NIR ROSEN: Their concern, among others, was that I was going to disembed and then wander off and hang out with the Taliban, which is not an easy thing to do. You can’t just go knock on their door and ask if you can hang out with them. But there was that concern, and it was in the report that I would pursue — I forget exactly how it was worded. So they did ask me to please stay with the American troops and not go join the Taliban.
SHARIF ABDEL KOUDDOUS: And, Colonel Shanks, so the Rendon Group is no longer working with the US military in Afghanistan, effective today; is that correct?
COL. WAYNE SHANKS: We have requested that their contract be terminated. I can’t tell you exactly the date, because it’s in contracting channels. I’m not the contracting officer. I’ve just requested that it be terminated.
SHARIF ABDEL KOUDDOUS: And who will be doing their work? Will the US military now do its own profiles of journalists in Afghanistan?
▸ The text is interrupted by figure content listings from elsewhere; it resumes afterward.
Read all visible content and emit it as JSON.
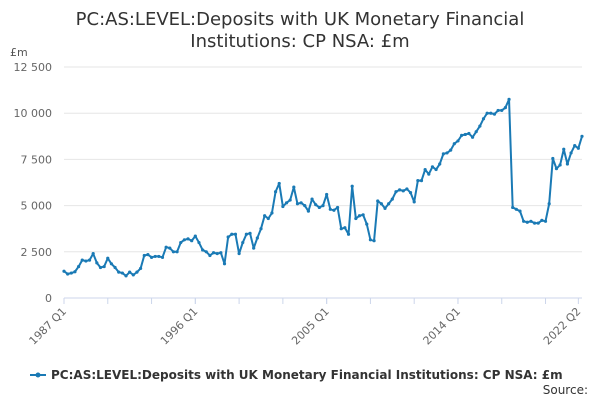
{
  "chart_data": {
    "type": "line",
    "title_line1": "PC:AS:LEVEL:Deposits with UK Monetary Financial",
    "title_line2": "Institutions: CP NSA: £m",
    "ylabel": "£m",
    "ylim": [
      0,
      12500
    ],
    "y_ticks": [
      0,
      2500,
      5000,
      7500,
      10000,
      12500
    ],
    "y_tick_labels": [
      "0",
      "2 500",
      "5 000",
      "7 500",
      "10 000",
      "12 500"
    ],
    "x_tick_labels": [
      "1987 Q1",
      "1996 Q1",
      "2005 Q1",
      "2014 Q1",
      "2022 Q2"
    ],
    "x_tick_index": [
      0,
      36,
      72,
      108,
      141
    ],
    "grid": true,
    "legend_placement": "bottom",
    "color": "#1a7ab5",
    "series": [
      {
        "name": "PC:AS:LEVEL:Deposits with UK Monetary Financial Institutions: CP NSA: £m",
        "values": [
          1450,
          1300,
          1350,
          1420,
          1700,
          2050,
          2000,
          2050,
          2400,
          1900,
          1650,
          1700,
          2150,
          1850,
          1650,
          1400,
          1350,
          1200,
          1400,
          1250,
          1400,
          1600,
          2300,
          2350,
          2200,
          2250,
          2250,
          2200,
          2750,
          2700,
          2500,
          2500,
          3000,
          3150,
          3200,
          3100,
          3350,
          3000,
          2600,
          2500,
          2300,
          2450,
          2400,
          2450,
          1850,
          3300,
          3450,
          3450,
          2400,
          3000,
          3450,
          3500,
          2700,
          3250,
          3750,
          4450,
          4300,
          4600,
          5750,
          6200,
          4950,
          5150,
          5300,
          6000,
          5100,
          5150,
          5000,
          4700,
          5350,
          5050,
          4900,
          5000,
          5600,
          4800,
          4750,
          4900,
          3750,
          3800,
          3450,
          6050,
          4300,
          4450,
          4500,
          4000,
          3150,
          3100,
          5250,
          5100,
          4850,
          5100,
          5350,
          5750,
          5850,
          5800,
          5900,
          5700,
          5200,
          6350,
          6350,
          6950,
          6700,
          7100,
          6950,
          7250,
          7800,
          7850,
          8000,
          8350,
          8500,
          8800,
          8850,
          8900,
          8700,
          9000,
          9300,
          9700,
          10000,
          10000,
          9950,
          10150,
          10150,
          10300,
          10750,
          4900,
          4800,
          4700,
          4150,
          4100,
          4150,
          4050,
          4050,
          4200,
          4150,
          5100,
          7550,
          7000,
          7200,
          8050,
          7250,
          7850,
          8250,
          8100,
          8750
        ]
      }
    ]
  },
  "legend": {
    "label": "PC:AS:LEVEL:Deposits with UK Monetary Financial Institutions: CP NSA: £m"
  },
  "source": {
    "label": "Source:"
  }
}
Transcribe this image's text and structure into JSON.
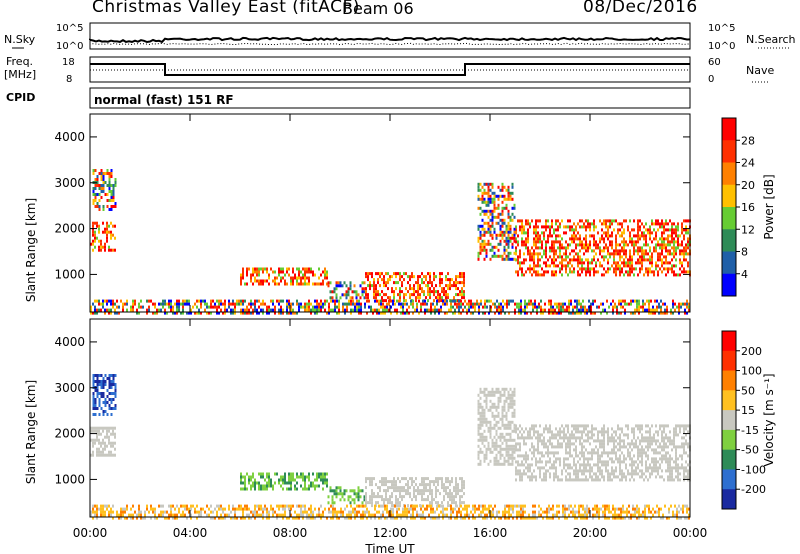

COL. WAYNE SHANKS: Well, I mean, I have media monitors that monitor what news reporting is out there, and they send me reports on a daily basis. That work still continues, just doesn’t happen to be with the Rendon Group.
AMY GOODMAN: So all contracts are now ended with the Rendon Group?
COL. WAYNE SHANKS: I can only speak to US Forces-Afghanistan.
AMY GOODMAN: Well, Colonel Wayne Shanks, we want to thank you very much for being with us, public affairs officer for US and NATO forces in Afghanistan; and Nir Rosen, as well, independent journalist, fellow at the NYU Center on Law and Security. He just came back from Afghanistan, where he was embedded. I want to thank you both for being with us.